Ze śmiechem ruszyła przez drogę. Początkowo było łatwo, później czuła coś lepkiego na całym ciele. Idąc dalej coś złapało ją za ogon i uniosło do góry. Roślina, jakaś dziwna była, trzymała ją w górze, tuż nad Iskiem.
- Em.. hej? - zaśmiała się. - Ty, fajnie się tak widzi, tak do góry nogami. Ale idź szybciej, bo Ciebie też to coś złapie.
Mówiąc to jakoś wygięła się i zębami złapała się za roślinę, której jakaś "gałązka" zawisła niedaleko pyska wadery. Gdy ta dziabnęła kłami zielsko, to puściło ją, a ta spadła na jakiś mech. Niebieski mech. Ciekawe. Podniosła się i otrzepała
Isoschi:
Idąc za waderą miał przeogromną ochotę by ugryźć ją w ogon, tak tylko by wkurzyć, przyspieszyła czy coś w ten deseń. Chwilę się zbierał na odwagę, a gdy już wreszcie miał to zrobić to jakaś cholerna roślinka go wyprzedziła.
-Hah, mnie tam nic nie złapie, roślinki wiedzą, że nie lubię dyndać w powietrzu. - mruknął i gdy już uporała się z chwastem ruszył przodem.
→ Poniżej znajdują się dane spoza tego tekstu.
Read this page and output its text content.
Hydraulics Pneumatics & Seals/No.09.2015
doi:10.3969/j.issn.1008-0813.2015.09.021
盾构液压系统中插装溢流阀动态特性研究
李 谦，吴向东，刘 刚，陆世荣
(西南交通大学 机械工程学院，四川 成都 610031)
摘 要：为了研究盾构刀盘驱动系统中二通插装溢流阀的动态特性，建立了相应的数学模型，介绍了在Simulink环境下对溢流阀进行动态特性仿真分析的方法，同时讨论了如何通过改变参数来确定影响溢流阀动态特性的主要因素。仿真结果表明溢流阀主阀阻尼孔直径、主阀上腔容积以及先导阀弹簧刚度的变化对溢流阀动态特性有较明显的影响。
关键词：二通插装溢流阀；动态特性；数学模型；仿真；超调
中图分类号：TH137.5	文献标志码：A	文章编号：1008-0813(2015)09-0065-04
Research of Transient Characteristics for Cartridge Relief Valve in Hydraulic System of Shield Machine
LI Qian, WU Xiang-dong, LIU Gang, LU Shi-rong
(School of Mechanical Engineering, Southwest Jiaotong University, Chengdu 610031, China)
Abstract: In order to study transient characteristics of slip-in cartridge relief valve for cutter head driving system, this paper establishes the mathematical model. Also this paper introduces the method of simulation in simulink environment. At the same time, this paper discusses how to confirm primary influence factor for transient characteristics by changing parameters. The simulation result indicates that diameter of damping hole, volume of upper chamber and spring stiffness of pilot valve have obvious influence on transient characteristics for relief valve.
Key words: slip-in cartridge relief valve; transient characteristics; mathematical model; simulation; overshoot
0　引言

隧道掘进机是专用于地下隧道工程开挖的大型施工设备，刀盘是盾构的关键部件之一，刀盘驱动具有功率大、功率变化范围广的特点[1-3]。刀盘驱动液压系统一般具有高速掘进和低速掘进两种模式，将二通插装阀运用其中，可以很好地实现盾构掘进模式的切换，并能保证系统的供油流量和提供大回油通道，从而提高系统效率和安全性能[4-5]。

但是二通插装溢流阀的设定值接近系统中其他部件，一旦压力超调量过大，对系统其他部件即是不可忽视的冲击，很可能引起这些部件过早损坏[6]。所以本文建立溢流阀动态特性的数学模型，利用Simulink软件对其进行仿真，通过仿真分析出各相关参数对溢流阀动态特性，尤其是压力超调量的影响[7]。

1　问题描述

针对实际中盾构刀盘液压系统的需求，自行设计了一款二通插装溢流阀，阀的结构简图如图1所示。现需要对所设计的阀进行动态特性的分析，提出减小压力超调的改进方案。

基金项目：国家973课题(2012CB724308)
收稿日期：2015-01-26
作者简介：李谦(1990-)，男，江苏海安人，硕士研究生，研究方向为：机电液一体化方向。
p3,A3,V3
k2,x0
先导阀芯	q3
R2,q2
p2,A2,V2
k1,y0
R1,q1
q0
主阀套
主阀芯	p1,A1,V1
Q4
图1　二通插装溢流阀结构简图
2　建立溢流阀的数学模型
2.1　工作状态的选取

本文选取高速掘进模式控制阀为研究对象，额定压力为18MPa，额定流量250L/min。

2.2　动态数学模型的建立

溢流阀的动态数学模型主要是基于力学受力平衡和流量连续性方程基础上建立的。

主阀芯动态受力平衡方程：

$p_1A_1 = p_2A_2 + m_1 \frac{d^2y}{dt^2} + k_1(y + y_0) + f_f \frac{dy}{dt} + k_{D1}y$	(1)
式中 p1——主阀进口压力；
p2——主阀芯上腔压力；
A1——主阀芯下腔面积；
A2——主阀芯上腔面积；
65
Niebieskie mech z każdym krokiem stawał się coraz miększy, coraz większy, a przy tym śmierdzący.
-Wkurza mnie już ten mech - sapnął.
Karoiiina:
- Cóż, bywa i tak mój drogi - wyszczerzyła się. Machnęła ogonem. Usłyszała jakiś pisk, brzmiący kak z horroru. Przełknęła ślinę.
- Może tak..się pośpieszymy? - mruknęła, gdy zdawało jej się, że coś za nimi idzie.